Globalisation was is a third important factor in the emergence and spread of Superbugs. Food imported from countries with higher resistance levels create risk. International travel and medical tourism also drive risk.  Individuals who travel overseas to areas of high antibiotic environmental contamination return to Australia  with infections that are resistant to antibiotics.

What are the solutions to combat Superbugs?

The WA Clinical Senate came up with some solutions to slow the spread of Superbugs. If you are interested in reading the full report and recommendations click here.

However, the two principles are

(a) Prevent antimicrobial resistance from developing in the first place; and

(b) Determine how to manage MROs or Superbugs when they arise.

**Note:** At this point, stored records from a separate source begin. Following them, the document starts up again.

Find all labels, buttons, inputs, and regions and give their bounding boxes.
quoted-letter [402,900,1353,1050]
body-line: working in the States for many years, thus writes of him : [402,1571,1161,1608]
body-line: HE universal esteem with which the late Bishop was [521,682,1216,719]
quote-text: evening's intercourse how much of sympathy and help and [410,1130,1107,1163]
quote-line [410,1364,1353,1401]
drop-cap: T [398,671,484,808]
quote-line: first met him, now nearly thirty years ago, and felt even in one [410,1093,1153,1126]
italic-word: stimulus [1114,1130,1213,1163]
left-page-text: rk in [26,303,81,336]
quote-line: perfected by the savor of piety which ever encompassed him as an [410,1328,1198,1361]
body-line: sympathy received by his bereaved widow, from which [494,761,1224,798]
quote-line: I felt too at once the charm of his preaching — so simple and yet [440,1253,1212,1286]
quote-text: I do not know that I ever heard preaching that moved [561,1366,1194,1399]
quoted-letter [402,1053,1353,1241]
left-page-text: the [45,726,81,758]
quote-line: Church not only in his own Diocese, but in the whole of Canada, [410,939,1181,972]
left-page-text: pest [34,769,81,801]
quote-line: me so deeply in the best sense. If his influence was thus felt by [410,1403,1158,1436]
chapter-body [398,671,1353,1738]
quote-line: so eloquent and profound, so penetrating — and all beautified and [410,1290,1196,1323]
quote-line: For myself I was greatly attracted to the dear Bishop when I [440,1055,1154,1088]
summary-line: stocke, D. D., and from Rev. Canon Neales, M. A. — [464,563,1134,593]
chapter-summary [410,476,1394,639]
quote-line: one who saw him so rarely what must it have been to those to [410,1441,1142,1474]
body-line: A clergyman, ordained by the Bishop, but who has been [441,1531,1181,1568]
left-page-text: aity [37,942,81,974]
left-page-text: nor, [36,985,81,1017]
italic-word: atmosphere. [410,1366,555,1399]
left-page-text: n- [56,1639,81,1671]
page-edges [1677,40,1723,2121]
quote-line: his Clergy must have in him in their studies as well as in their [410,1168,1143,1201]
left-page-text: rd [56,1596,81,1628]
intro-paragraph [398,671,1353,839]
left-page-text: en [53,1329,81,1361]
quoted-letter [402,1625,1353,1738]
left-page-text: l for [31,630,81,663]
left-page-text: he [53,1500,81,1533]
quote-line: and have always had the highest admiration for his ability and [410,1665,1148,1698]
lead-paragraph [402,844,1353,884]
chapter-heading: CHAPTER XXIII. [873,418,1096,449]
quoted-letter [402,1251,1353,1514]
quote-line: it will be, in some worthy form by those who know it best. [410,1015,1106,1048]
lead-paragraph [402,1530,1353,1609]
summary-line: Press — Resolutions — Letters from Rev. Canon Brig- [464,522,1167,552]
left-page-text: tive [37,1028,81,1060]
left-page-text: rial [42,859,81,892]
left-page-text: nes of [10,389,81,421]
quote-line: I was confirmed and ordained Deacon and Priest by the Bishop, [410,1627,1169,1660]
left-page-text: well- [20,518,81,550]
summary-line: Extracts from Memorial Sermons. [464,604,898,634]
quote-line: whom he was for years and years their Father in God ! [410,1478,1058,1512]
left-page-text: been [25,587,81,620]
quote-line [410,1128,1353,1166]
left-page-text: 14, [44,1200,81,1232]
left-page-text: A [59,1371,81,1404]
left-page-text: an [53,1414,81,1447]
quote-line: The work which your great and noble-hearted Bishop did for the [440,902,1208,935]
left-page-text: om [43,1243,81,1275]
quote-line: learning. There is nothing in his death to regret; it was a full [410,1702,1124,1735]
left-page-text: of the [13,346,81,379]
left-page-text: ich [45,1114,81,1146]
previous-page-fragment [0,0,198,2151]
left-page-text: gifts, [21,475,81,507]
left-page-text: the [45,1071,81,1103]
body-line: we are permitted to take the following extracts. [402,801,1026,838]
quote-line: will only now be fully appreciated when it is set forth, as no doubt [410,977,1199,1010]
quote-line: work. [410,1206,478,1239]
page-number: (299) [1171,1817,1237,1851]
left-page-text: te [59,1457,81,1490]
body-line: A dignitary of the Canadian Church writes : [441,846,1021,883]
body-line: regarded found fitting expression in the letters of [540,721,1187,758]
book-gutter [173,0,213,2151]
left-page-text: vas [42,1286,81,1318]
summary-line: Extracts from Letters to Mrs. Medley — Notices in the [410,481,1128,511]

Strategies for prevention include

  • Good infection control practices;
  • Vaccines;
  • Thorough cleaning practices;
  • Good surveillance systems;
  • Guidelines on appropriate antibiotics use;
  • Screening programs for patients who have been hospitalised within Australia or abroad;
  • Agricultural controls and regulation;
  • Prescription regulation.

At the end of the day, it is  timely to recall the message of the World Health Organization

“Preserve the miracle of antibiotics – “No action today, no cure tomorrow”.

References

  1. Kaakoush NO, Mendz GL, Quinlivan JA. New techniques to characterize the vaginal microbiome in pregnancy. AIMS Microbiology 2016, 2(1);55-68.
  2. Mendz GL, Kaakoush NO, Quinlivan JA Bacterial aetiological agents of intra-amniotic infections and preterm birth in pregnant women. Frontiers in Cellular Infection and Microbiology. 2013, 3: 58. doi: 10.3389/fcimb.2013.00058
  3. Kaakoush N, Quinlivan J, Mendz G. Bacteroides and Hafnia Infections Associated With Chorioamnionitis and Preterm Birth. Journal of Clinical and Gynecological Obstetrics. 06/2014; 3(2):76-79.
  4. Quinlivan JA, Kaakoush NO, Mendz GL. Acinetobacter Species Associated with Spontaneous Preterm Birth and Histological Chorioamnionitis. British Journal of Medicine & Medical Research, 2014; 4(33): 5293-5297.
  5. Mendz GL, Petersen R, Quinlivan JA, Kaakoush NO. Potential involvement of Campylobacter curvus and Haemophilus parainfluenzae in preterm birth. BMJ Case Reports 2014: published online 1 October 2014, doi:10.1136/bcr-2014-205282.
  6. Quinlivan JA, Weeramanthri T, Geelhoed G. Superbugs Executive Summary and recommendations for action from the Clinical Senate of Western Australia. Health Department of Western Australia 2016 March debate.
  7. NHMRC. NHMRC Australian guidelines for the prevention and control of infection in healthcare. canberra NHMRC 2010; 260.
  8. Graves N, Halton K, Robertos L. Costs of health care associated infection. In: Cruickshank M, Fergusson J (ed) Reducing harm to patients from health care associated infection: The role of surveillance. Sydney Australia Commission on Safety and Quality in Health Care 2008, 307-335.
  9. Australia Commission on Safety and Quality in Health Care. Windows into safety and quality in healthcare 2009. Sydney Australia Commission on Safety and Quality in Health Care 2009.